Climate change has to be the most pressing medium to long term challenge as the pressure is beginning to mount on all fronts. Insurers and reinsurers are now constantly being asked to explain to policyholders, shareholders, and other stakeholders how they are seeking to actively manage their businesses in the face of the climate challenge. For some time they have been asked about their actions to manage their investments, to minimise their climate impact on the asset side of their balance sheets. Now they are also being asked about their actions on the underwriting side. As a result, some are scaling back or exiting difficult risks and classes. Others are searching for ways to write the more difficult climate change exposed risks. A few are not yet taking action, but that position is increasingly untenable.

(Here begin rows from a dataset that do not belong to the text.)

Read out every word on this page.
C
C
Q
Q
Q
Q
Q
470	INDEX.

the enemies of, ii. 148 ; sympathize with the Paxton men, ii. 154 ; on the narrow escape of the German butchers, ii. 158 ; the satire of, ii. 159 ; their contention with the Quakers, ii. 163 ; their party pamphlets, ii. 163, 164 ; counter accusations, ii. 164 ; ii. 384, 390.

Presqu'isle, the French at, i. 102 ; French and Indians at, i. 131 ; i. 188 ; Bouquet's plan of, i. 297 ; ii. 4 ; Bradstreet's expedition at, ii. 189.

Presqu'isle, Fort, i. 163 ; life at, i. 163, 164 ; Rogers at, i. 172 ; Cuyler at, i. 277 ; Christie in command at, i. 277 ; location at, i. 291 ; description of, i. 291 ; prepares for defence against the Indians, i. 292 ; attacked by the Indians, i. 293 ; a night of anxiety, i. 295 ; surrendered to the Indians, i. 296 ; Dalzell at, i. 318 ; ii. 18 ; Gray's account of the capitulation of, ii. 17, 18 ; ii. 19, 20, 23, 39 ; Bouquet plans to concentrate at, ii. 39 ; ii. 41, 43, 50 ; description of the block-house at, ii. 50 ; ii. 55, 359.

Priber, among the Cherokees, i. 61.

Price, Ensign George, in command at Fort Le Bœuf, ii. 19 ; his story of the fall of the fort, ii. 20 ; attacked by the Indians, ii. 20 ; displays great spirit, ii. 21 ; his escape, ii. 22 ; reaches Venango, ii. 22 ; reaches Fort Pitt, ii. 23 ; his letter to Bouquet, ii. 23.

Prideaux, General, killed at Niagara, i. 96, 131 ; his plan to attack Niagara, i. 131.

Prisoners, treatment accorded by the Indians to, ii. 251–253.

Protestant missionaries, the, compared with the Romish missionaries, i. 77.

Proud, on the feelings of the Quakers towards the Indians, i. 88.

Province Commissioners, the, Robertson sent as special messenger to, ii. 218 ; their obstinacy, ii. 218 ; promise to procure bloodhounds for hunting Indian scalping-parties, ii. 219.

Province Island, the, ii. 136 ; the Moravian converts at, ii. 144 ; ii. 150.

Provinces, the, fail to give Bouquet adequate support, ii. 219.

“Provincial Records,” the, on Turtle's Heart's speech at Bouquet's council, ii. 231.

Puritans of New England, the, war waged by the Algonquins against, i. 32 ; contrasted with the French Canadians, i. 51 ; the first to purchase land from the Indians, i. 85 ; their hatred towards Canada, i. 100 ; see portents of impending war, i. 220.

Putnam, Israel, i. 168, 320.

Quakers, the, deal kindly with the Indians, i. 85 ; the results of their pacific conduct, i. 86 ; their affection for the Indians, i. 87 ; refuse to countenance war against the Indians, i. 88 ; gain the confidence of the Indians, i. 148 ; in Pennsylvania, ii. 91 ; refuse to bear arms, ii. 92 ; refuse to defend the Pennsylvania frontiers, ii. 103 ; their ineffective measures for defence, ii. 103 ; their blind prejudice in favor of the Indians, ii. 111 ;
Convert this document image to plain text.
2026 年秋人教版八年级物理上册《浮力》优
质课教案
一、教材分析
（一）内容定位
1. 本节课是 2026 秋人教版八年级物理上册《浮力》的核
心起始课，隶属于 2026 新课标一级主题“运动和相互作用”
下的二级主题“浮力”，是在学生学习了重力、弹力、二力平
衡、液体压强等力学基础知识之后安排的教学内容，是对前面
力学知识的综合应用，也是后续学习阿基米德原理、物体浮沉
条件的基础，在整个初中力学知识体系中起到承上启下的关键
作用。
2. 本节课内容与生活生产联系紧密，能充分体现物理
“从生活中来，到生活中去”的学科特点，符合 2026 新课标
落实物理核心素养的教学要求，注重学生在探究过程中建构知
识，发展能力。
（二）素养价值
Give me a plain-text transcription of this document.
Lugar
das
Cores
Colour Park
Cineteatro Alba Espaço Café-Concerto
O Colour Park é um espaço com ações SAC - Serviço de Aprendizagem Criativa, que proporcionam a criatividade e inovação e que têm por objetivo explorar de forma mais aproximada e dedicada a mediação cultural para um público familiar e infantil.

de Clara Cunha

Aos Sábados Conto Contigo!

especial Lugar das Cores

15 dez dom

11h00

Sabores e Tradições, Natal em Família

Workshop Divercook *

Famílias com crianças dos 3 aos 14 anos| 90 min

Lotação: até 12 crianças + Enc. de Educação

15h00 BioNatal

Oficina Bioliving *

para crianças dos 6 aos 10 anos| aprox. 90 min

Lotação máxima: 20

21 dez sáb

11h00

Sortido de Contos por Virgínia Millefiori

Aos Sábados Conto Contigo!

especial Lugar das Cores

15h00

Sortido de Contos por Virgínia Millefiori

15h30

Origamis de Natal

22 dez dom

Unlike Covid-19, where there is an end in sight, climate change is going only one way, and the industry must recognise an ongoing commitment to address the issue. Another concern is the global economy’s apparent shift towards a recessionary environment. History shows us that certain lines are more exposed in weak economic circumstances, while others can manage to perform satisfactorily. Reinsurers and cedants need to consider how they will manage this potential risk. Before they begin handling claims in a mounting recessionary environment, the industry as a whole should dust off the historic playbook of past recessions and ensure we have not forgotten the lessons of the past around underwriting and claims management.